The program focused on the process we can use to elicit stories from our loved ones and the questions we can ask to get our family members talking freely. The goal was to learn how to preserve important moments in people’s lives that speak to who they are. The experience included a brief demonstration and the chance for all participants, both live and online, to practice interviewing and recording techniques in small groups.
The innovative program was facilitated by Joey Taylor, Director of Bespoken Live. For the demonstration portion of the program, Taylor interview Sandy Kaltman, one of the program committee members and an Emerita Trustee of Jewish Cemeteries, in addition to holding many other volunteer roles in Cincinnati. Kaltman is the daughter of survivors of the Holocaust and related part of her story growing up in Cincinnati and how her parents’ experiences had an impact on her life.
Having witnessed a compelling interview, for which Jewish Cemeteries is indebted to Kaltman and Taylor, program attendees were able to practice the interviewing skills in small groups.
Jewish Cemeteries assists hundreds of people a year doing genealogy research, through its online searchable database of the 35,000 burials in its 25 cemeteries and providing access to it 200-years-worth of archival documents. Jewish Cemeteries organized this program as a follow-up to a program in January 2022 that focused on the core aspects of genealogical research, which usually involves primary documents, such as census reports. Knowing that documents often only tell part of the story, and do not preserve the rich texture and color of personal stories, Jewish Cemeteries wanted to create a “part 2” to the earlier program and teach people the other half of genealogy research.
Offered in celebration of Cincinnati’s Jewish Bicentennial, this community program wrapped up more than a year of programming from Jewish Cemeteries of Greater Cincinnati around the Bicentennial. Topics have included death and funeral customs in the Jewish faith and in other faiths and researching genealogy.

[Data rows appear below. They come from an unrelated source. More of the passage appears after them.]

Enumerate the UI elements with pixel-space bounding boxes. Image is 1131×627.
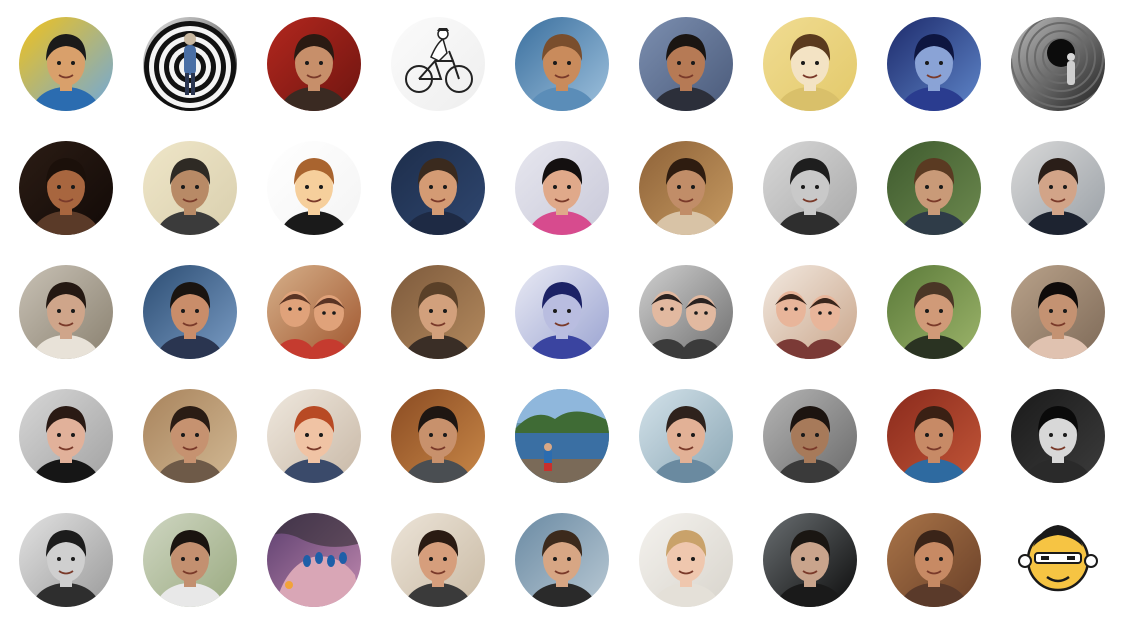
avatar-image	[639, 265, 733, 359]
avatar-image	[763, 265, 857, 359]
avatar-wooden-sculpture[interactable]	[515, 17, 609, 111]
avatar-man-bun-profile[interactable]	[143, 513, 237, 607]
avatar-woman-bw-dark[interactable]	[1011, 389, 1105, 483]
avatar-image	[19, 17, 113, 111]
avatar-man-bucket-hat[interactable]	[143, 141, 237, 235]
avatar-image	[515, 513, 609, 607]
avatar-bicycle-sketch[interactable]	[391, 17, 485, 111]
avatar-image	[267, 389, 361, 483]
avatar-man-bw-smiling[interactable]	[763, 141, 857, 235]
avatar-red-background-glasses[interactable]	[267, 17, 361, 111]
avatar-image	[887, 141, 981, 235]
avatar-mother-child[interactable]	[763, 265, 857, 359]
avatar-woman-glasses-sepia[interactable]	[639, 141, 733, 235]
avatar-woman-laughing-dark[interactable]	[19, 141, 113, 235]
avatar-image	[267, 265, 361, 359]
avatar-image	[1011, 17, 1105, 111]
avatar-man-beard-portrait[interactable]	[887, 513, 981, 607]
avatar-woman-window-light[interactable]	[19, 265, 113, 359]
avatar-woman-earring-red[interactable]	[887, 389, 981, 483]
avatar-man-bearded-cafe[interactable]	[391, 389, 485, 483]
avatar-woman-redhead[interactable]	[267, 389, 361, 483]
avatar-image	[19, 513, 113, 607]
avatar-woman-curly-dark[interactable]	[1011, 265, 1105, 359]
avatar-image	[391, 141, 485, 235]
avatar-image	[763, 389, 857, 483]
avatar-image	[267, 141, 361, 235]
avatar-children-table[interactable]	[267, 265, 361, 359]
avatar-woman-sunglasses-duotone[interactable]	[515, 265, 609, 359]
avatar-image	[887, 265, 981, 359]
avatar-image	[19, 141, 113, 235]
avatar-image	[391, 265, 485, 359]
avatar-man-glasses-pensive[interactable]	[391, 265, 485, 359]
avatar-image	[639, 389, 733, 483]
avatar-man-round-vignette[interactable]	[763, 513, 857, 607]
avatar-image	[143, 389, 237, 483]
avatar-woman-mosaic-wall[interactable]	[143, 389, 237, 483]
avatar-image	[515, 389, 609, 483]
avatar-image	[143, 17, 237, 111]
avatar-image	[515, 17, 609, 111]
avatar-woman-blue-light[interactable]	[887, 17, 981, 111]
avatar-lake-landscape[interactable]	[515, 389, 609, 483]
avatar-image	[267, 513, 361, 607]
avatar-image	[639, 141, 733, 235]
avatar-image	[887, 389, 981, 483]
avatar-woman-blonde-glasses[interactable]	[639, 513, 733, 607]
avatar-woman-curly-hair[interactable]	[639, 17, 733, 111]
avatar-image	[887, 17, 981, 111]
avatar-man-profile-blue[interactable]	[143, 265, 237, 359]
avatar-man-curly-glasses[interactable]	[515, 513, 609, 607]
avatar-cartoon-striped-shirt[interactable]	[267, 141, 361, 235]
avatar-image	[1011, 389, 1105, 483]
avatar-image	[143, 141, 237, 235]
avatar-image	[887, 513, 981, 607]
avatar-man-aviator-sunglasses[interactable]	[391, 513, 485, 607]
avatar-grid	[19, 17, 1105, 607]
avatar-image	[19, 389, 113, 483]
avatar-image	[143, 265, 237, 359]
avatar-image	[267, 17, 361, 111]
avatar-image	[515, 265, 609, 359]
avatar-image	[1011, 513, 1105, 607]
avatar-man-hat-garden[interactable]	[887, 141, 981, 235]
avatar-cartoon-man-popart[interactable]	[19, 17, 113, 111]
avatar-image	[391, 513, 485, 607]
avatar-image	[391, 389, 485, 483]
avatar-man-phone-street[interactable]	[1011, 141, 1105, 235]
avatar-image	[763, 513, 857, 607]
avatar-spiral-optical[interactable]	[143, 17, 237, 111]
avatar-man-beard-glasses[interactable]	[887, 265, 981, 359]
avatar-cartoon-girl-yellow[interactable]	[763, 17, 857, 111]
avatar-image	[19, 265, 113, 359]
avatar-cartoon-bald-yellow[interactable]	[1011, 513, 1105, 607]
avatar-woman-long-hair[interactable]	[19, 389, 113, 483]
avatar-man-hat-bw[interactable]	[19, 513, 113, 607]
avatar-image	[391, 17, 485, 111]
avatar-image	[1011, 141, 1105, 235]
avatar-image	[639, 17, 733, 111]
avatar-image	[515, 141, 609, 235]
avatar-woman-smiling-bangs[interactable]	[515, 141, 609, 235]
avatar-image	[1011, 265, 1105, 359]
avatar-image	[763, 17, 857, 111]
avatar-man-sunglasses-selfie[interactable]	[639, 389, 733, 483]
avatar-couple-kiss[interactable]	[639, 265, 733, 359]
avatar-image	[143, 513, 237, 607]
avatar-man-dreadlocks[interactable]	[763, 389, 857, 483]
avatar-bw-tunnel[interactable]	[1011, 17, 1105, 111]
avatar-man-beard-smiling[interactable]	[391, 141, 485, 235]
avatar-image	[639, 513, 733, 607]
avatar-image	[763, 141, 857, 235]
avatar-painted-nails[interactable]	[267, 513, 361, 607]
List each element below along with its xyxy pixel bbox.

In addition to The Jacob Rader Marcus Center of the American Jewish Archives, other partnering organizations are Bespoken Live, Cincinnati Public Library, equaSion, Hamilton County Genealogical Society, Over the Rhine Museum and the Judaic Studies Department of the University of Cincinnati College of Arts and Sciences.
The program was recorded and is available for viewing on Jewish Cemeteries’ website: www.jcemcin.org.